Re: [PATCH] qemu: match controller index for LIVE+CONFIG when doing hotplug

Martin Kletzander <mkletzan@xxxxxxxxxx> · Fri, 24 Jun 2016 13:25:19 +0200

On Thu, Jun 23, 2016 at 12:34:35PM -0400, Laine Stump wrote:
On 06/23/2016 08:26 AM, Ján Tomko wrote:
On Wed, Jun 22, 2016 at 03:00:47PM -0400, Laine Stump wrote:
An attempt to attach a new scsi controller with both --live and
--config but without specifying an index, e.g.:

 <controller model="virtio-scsi" type="scsi" />

led to this error:

 internal error: Cannot parse controller index -1

This was because unspecified indexes are auto-assigned during
virDomainDefPostParse(), which doesn't happen for hotplugged devices
until after the device has been added to the domainDef, but
qemuDomainAttachFlags() makes a copy of the device (for feeding to
qemuDomainAttachDeviceLive() *before* it's added to the config, and
the copying function actually formats the device object and then
re-parses it into a new object.

Since qemuDomainAttachDeviceConfig() consumes the device object
pointer (i.e. sets it to NULL in the original virDomainDeviceDef) we
can't just wait to make the copy. Instead, we need to make a *shallow*
copy of the virDomainDeviceDef prior to
qemuDomainAttachDeviceConfig(), then make a deep copy of the shallow
copy.

This resolves: https://bugzilla.redhat.com/show_bug.cgi?id=1344899
---
src/qemu/qemu_driver.c | 31 ++++++++++++++++++++-----------
1 file changed, 20 insertions(+), 11 deletions(-)

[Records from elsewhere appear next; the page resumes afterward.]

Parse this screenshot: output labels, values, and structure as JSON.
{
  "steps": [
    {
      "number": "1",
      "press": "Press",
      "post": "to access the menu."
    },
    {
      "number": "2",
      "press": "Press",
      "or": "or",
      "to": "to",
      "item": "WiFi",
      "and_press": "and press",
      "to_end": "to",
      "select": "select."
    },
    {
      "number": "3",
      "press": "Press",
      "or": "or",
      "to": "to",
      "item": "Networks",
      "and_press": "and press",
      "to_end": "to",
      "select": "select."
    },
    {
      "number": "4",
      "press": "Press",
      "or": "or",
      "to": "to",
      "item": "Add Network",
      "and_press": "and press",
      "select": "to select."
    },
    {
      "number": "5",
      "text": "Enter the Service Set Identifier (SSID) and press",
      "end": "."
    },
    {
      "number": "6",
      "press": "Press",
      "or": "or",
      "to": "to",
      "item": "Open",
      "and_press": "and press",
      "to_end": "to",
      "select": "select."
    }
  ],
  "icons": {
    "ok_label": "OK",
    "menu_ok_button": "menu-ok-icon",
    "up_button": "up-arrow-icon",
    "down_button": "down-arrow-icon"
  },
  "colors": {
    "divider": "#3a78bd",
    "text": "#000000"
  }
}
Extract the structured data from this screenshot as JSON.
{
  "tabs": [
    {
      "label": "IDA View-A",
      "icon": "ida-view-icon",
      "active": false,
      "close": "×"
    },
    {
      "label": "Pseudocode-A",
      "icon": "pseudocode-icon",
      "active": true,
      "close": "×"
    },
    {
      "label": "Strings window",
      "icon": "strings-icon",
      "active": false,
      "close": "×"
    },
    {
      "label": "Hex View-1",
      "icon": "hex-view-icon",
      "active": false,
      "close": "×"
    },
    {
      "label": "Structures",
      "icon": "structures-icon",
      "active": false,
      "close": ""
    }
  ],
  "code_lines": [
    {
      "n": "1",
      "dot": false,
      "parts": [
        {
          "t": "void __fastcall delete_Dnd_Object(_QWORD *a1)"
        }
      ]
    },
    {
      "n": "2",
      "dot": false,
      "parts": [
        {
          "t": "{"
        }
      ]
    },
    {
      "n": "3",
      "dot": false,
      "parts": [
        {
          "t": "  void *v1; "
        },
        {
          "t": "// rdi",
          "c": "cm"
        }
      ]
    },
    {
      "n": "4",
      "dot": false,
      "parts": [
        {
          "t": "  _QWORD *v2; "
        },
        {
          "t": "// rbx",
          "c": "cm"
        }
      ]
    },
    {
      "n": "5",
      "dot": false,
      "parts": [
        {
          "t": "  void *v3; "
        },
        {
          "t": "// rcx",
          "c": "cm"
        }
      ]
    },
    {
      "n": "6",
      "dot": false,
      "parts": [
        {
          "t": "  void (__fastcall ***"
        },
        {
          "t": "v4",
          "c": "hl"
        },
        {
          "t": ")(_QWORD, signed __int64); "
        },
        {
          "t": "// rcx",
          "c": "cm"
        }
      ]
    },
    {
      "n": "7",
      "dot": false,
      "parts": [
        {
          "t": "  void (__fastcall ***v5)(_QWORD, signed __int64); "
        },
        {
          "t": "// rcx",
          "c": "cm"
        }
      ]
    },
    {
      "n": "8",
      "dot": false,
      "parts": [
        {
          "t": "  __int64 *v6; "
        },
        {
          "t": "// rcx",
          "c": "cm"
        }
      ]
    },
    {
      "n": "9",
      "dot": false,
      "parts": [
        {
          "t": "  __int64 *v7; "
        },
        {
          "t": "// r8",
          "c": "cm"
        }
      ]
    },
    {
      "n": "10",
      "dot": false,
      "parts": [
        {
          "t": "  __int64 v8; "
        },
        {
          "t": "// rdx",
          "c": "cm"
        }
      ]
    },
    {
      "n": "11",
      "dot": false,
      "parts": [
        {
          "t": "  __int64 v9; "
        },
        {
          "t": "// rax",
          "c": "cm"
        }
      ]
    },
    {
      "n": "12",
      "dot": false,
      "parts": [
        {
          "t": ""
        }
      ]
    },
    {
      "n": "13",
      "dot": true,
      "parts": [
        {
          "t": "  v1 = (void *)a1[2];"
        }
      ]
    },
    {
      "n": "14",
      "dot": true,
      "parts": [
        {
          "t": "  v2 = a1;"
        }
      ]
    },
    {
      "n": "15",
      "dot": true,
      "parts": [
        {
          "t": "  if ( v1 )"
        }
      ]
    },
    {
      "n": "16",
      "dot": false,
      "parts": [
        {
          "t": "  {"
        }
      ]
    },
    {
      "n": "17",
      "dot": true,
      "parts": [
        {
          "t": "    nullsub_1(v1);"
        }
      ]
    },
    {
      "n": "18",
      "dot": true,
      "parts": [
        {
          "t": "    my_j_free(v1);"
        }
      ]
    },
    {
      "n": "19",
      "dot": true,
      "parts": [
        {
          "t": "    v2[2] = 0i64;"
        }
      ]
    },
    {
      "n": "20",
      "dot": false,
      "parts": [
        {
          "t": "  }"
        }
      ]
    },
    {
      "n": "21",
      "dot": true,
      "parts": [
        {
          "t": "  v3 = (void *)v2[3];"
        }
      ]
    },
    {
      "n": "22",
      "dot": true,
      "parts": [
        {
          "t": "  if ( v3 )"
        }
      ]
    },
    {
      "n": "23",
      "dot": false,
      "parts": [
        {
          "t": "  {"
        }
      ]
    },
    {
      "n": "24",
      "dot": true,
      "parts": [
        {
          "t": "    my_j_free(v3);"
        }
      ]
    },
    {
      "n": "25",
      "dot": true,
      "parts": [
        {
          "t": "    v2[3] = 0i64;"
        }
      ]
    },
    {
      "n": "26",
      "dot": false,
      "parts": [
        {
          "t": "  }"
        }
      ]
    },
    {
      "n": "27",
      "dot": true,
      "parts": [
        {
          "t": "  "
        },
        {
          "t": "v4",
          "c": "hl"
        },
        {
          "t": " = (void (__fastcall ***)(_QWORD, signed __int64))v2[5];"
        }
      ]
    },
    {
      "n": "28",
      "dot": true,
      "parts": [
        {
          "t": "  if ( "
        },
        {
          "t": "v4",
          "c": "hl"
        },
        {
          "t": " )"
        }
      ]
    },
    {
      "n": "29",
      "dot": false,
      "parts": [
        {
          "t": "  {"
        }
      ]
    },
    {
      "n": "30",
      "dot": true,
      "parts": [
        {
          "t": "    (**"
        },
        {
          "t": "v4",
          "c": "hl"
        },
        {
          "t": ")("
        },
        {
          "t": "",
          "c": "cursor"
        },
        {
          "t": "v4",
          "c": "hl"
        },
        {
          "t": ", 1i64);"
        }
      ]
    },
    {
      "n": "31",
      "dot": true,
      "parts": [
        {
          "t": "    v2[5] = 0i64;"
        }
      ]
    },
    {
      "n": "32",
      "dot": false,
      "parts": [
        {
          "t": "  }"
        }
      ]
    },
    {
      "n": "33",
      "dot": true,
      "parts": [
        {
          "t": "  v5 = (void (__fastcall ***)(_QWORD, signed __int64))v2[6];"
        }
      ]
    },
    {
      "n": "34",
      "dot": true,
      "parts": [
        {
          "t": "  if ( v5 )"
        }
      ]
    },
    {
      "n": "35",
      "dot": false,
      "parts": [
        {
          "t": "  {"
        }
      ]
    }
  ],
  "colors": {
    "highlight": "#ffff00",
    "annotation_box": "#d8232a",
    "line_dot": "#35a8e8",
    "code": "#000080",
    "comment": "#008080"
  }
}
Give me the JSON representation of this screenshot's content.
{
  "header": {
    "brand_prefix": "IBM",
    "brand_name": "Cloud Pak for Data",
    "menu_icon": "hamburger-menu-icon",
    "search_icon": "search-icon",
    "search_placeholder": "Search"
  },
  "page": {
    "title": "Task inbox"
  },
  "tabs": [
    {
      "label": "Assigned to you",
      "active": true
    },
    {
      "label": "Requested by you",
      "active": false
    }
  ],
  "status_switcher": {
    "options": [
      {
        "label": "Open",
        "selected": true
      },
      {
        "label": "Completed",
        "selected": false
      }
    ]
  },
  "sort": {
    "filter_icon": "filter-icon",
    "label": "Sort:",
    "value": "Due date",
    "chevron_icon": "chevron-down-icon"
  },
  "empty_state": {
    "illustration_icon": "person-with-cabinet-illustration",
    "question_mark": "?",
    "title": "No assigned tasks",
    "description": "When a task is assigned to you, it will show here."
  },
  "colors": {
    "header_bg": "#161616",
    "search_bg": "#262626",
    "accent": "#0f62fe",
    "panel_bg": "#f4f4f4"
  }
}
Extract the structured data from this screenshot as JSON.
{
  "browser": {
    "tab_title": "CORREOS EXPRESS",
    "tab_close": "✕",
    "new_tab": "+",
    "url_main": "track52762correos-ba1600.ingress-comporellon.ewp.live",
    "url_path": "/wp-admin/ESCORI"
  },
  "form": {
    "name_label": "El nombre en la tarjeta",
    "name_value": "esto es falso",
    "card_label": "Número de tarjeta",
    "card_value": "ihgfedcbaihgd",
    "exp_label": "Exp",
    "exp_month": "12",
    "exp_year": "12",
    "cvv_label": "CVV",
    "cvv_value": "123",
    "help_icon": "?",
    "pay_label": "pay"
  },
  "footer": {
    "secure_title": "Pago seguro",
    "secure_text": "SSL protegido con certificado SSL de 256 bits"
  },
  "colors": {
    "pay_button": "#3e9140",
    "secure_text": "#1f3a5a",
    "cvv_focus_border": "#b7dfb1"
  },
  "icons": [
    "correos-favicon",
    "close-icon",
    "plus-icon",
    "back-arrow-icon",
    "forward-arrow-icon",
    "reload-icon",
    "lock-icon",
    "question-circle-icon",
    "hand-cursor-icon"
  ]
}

diff --git a/src/qemu/qemu_driver.c b/src/qemu/qemu_driver.c
index fa05046..f3e17e2 100644
--- a/src/qemu/qemu_driver.c
+++ b/src/qemu/qemu_driver.c
@@ -8199,6 +8199,7 @@ qemuDomainAttachDeviceFlags(virDomainPtr dom,
    virDomainObjPtr vm = NULL;
    virDomainDefPtr vmdef = NULL;
    virDomainDeviceDefPtr dev = NULL, dev_copy = NULL;
+    virDomainDeviceDef dev_shallow;
    int ret = -1;
    unsigned int parse_flags = VIR_DOMAIN_DEF_PARSE_INACTIVE |
                               VIR_DOMAIN_DEF_PARSE_ABI_UPDATE;
@@ -8237,22 +8238,19 @@ qemuDomainAttachDeviceFlags(virDomainPtr dom,
    if (dev == NULL)
        goto endjob;

-    if (flags & VIR_DOMAIN_AFFECT_CONFIG &&
-        flags & VIR_DOMAIN_AFFECT_LIVE) {
-        /* If we are affecting both CONFIG and LIVE
-         * create a deep copy of device as adding
-         * to CONFIG takes one instance.
-         */
-        dev_copy = virDomainDeviceDefCopy(dev, vm->def, caps,
driver->xmlopt);
-        if (!dev_copy)
-            goto endjob;
-    }
-
    if (priv->qemuCaps)
        qemuCaps = virObjectRef(priv->qemuCaps);
    else if (!(qemuCaps =
virQEMUCapsCacheLookup(driver->qemuCapsCache, vm->def->emulator)))
        goto endjob;

+    /* Save away the pointer to the device object before it is
+     * potentially swallowed up by qemuDomainAttachDeviceConfig().
+     * This will allow us to make a copy of the device after any
+     * modifications made by virDomainDefPostParse() (which is called
+     * after the new device is added to the config
+     */
+    dev_shallow = *dev;
+

This looks fragile and complicated, and I've already managed to break it
with the XML you provided:

$ virsh attach-device f24 cont --live
Device attached successfully

$ virsh attach-device f24 cont --live --config
error: Failed to attach device from cont
error: operation failed: target scsi:1 already exists

Yeah, I noticed that too just before I posted, and am still thinking
about how to solve it, but I still think the situation is one step
better with this patch in place (although it does have a similar effect
on --live + --config attachment of PCI devices - changing from one
improper behavior to another. Sigh.)

This all comes down to a more general problem that I offhandledly
mentioned in an email with Tomasz Flendrich (the GSoC student working on
"device address abstraction") - other than the live state starting off
as a copy of the config, we make no attempt to maintain consistency of
device attributes between the two, and could easily end up with
conflicting things between the two. Normally this is mostly transparent
to the user, but could cause serious complaints from guest OSes when
they are later restarted and all their nice cozy devices previously
added with "--live --config" are suddenly moved (this may not make sense
now, but there are some further examples below).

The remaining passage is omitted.